We’re clearly running out of band names. Pretty much every cool word or phrase has been taken, which is why bands are having to call themselves Alt-J or King Gizzard And The Lizard Wizard, just to avoid a lawsuit from some obscure 60s rockers.

So what can be done? There must be a formula for generating band names: something like the foodstuff at the back of your larder cupboard plus your first car. Tinned Anchovy Fiesta, anyone? Fenugreek Yaris? OK, the formula might need a bit of fine tuning.

Perhaps we should centralise the process: before a band have recorded a note, they must register their name with a government department and if it’s already taken – or is just a bit shit – they are assigned a moniker from a pre-approved list, like with hurricanes or new towns. You could start by apportioning the few animal-related names that haven’t already been used – the Dromedaries, Slit-Faced Bat – before moving on to Fall song titles, because there really ought to be bands called Marquis Cha-Cha, Strife Knot and Joker Hysterical Face.

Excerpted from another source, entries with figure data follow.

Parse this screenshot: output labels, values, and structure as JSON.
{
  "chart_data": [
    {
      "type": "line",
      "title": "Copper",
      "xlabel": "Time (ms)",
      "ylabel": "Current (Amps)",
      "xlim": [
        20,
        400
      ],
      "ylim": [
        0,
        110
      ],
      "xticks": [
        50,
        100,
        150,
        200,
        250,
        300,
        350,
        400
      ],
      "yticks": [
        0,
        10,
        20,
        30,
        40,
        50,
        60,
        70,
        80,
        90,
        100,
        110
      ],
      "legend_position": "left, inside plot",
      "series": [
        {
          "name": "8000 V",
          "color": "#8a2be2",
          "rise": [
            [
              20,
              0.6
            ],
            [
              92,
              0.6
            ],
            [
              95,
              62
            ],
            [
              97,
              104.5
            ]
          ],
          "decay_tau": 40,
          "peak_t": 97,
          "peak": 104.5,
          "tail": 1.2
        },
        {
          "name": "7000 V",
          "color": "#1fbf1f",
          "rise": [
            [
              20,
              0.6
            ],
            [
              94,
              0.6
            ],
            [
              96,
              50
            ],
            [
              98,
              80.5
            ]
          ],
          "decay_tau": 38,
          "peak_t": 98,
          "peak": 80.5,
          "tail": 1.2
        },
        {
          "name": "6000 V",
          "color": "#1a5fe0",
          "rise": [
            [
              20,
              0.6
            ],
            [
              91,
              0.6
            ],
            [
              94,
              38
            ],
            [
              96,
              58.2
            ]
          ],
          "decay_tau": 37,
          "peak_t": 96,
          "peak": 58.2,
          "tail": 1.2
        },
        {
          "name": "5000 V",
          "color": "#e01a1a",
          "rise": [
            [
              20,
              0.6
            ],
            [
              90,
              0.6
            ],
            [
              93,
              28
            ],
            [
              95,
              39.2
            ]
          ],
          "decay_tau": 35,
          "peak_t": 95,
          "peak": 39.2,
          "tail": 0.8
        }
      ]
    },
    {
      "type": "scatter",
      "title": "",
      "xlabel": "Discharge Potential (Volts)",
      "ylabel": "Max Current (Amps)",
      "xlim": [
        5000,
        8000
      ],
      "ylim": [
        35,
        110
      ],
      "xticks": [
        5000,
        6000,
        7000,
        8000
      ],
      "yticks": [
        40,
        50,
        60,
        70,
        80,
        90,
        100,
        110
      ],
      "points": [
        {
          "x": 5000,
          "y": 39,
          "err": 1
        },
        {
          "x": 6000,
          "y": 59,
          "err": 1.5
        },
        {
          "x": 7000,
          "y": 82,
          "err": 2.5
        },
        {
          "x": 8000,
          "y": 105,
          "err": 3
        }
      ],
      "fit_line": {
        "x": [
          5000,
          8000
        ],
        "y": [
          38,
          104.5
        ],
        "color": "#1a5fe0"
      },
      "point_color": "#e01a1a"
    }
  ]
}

Then again, now that people simply Shazam everything, maybe a distinctive band name is no longer necessary. Can you name the perpetrators of that Take Me To Church song, or the one where the singer puts a thousand syllables into the word “her-roro-ooiio-ooes?” Of course not, but that hasn’t stopped them from achieving irritating ubiquity. If the US Slaves do slap a cease-and-desist on their Kentish counterparts, perhaps we can get away with just referring to Slaves UK as You Know, Those Ones Who Sound Like Royal Blood On A Diet Of Fags And Brylcreem. It’s either that or Fenugreek Yaris.